Monday, January 4, 2010

Step 1 - Acceptance

It's been a long time coming. I've made several half-hearted attempts, but the temptation always took over. This time it's for real. It's time to finally say goodbye to the bench press. Well... almost!

I had my first Olympic Weightlifting competition in March of '08 (The Irish Seniors). I've been lifting close to 2 years now it might appear, I've surely built up some reasonably impressive numbers in the various lifts involved. Unfortunately this is not the case (as you can see from my pbs below). The list of excuses is endless, I won't bore you. A quick summation would read- laziness, shoulder issues, laziness!

For now I'll use the second excuse. Even though by right, laziness was the reason I didn't sort it out! See I've been lifting weights from the tender age of 15. I was the best at the bench press and bicep curls for miles! This however, rightly fecked up me shoulders.

For my first competition I was self trained. My technique simply involved muscling the bar overhead, it wasn't pretty (I lifted 45/62 in the 62s). It wasn't until October of the same year, that the excellent Harry Leech took me under his wing.

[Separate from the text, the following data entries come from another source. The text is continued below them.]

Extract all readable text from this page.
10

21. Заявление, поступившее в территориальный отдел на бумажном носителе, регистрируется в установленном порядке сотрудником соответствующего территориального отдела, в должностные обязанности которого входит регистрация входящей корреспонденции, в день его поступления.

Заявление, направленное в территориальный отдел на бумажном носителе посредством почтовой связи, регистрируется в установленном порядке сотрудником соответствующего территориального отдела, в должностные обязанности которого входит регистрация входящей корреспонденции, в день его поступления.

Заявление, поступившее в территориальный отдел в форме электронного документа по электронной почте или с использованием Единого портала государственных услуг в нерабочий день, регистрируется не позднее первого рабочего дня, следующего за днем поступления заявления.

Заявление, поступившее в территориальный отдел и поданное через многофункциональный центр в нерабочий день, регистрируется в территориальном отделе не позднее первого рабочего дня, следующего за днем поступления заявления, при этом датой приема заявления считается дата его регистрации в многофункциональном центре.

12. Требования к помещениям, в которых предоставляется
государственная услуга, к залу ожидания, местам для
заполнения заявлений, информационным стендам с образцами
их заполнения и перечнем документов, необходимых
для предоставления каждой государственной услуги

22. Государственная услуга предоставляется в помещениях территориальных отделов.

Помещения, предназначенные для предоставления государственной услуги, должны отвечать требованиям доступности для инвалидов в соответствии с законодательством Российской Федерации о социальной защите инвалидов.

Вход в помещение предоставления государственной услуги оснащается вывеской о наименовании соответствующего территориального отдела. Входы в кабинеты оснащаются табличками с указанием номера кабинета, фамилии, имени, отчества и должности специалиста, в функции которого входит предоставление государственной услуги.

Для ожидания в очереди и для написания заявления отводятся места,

With my shoulders almost melding with my chest Harry realised he'd have his work cut out! It took about 3 months until I could overhead squat correctly. Even when I got that far, it became obvious, that without serious shoulder rehab; they would impede on most other parts of both lifts. And they did.

However I still managed to make the Irish Seniors again, and with some coaching under my belt, I made a slight improvement. 49/70 @ ~63. It was still pretty bad, and I soon started finding my motivation declining.

I was in the middle of my 1st year in DCU. So when summer hit I moved back home to the mighty Monaghan. Training took a standstill for 4 months. The most I did was squat occasionally.

Returning to college in October, I figured I could really start making the change, and I did to a degree. I became involved with starting of a DCU weightlifting club (I'll have more on that soon), and upped my training. This went on for 2/3 months, I had the World Drug Powerlifting Championships in November, so it was disturbed.

After the competition the shit hit the pan. Too many late nights, to much drinking, to much not going to gym, etc etc. And now I'm here...

A New Year, a New Beginning -
1) Fix the bleedin' shoulders once and for all.
I've seen a physio twice over xmas, I have the rehabbing solution, I just have to follow it.
2) Train four times a week.
Not difficult. Harry has a program laid out for me, and I used to train 6 times a week for powerlifting. Four's nothing.
3) Get the weightlifting club sorted.
We really need to step up the fight, and get the funds needed. Then we can really get the ball rolling.

So there you have it. The blog is going to act as record for me, a motivator(through you the reader hopefully), and a guide (if you're all generous enough to give constructive criticism and pointers!)

Cheers,
Shane

ps. I'm sure there's much I've forgotten to include. I will make sure to mention them in the coming days.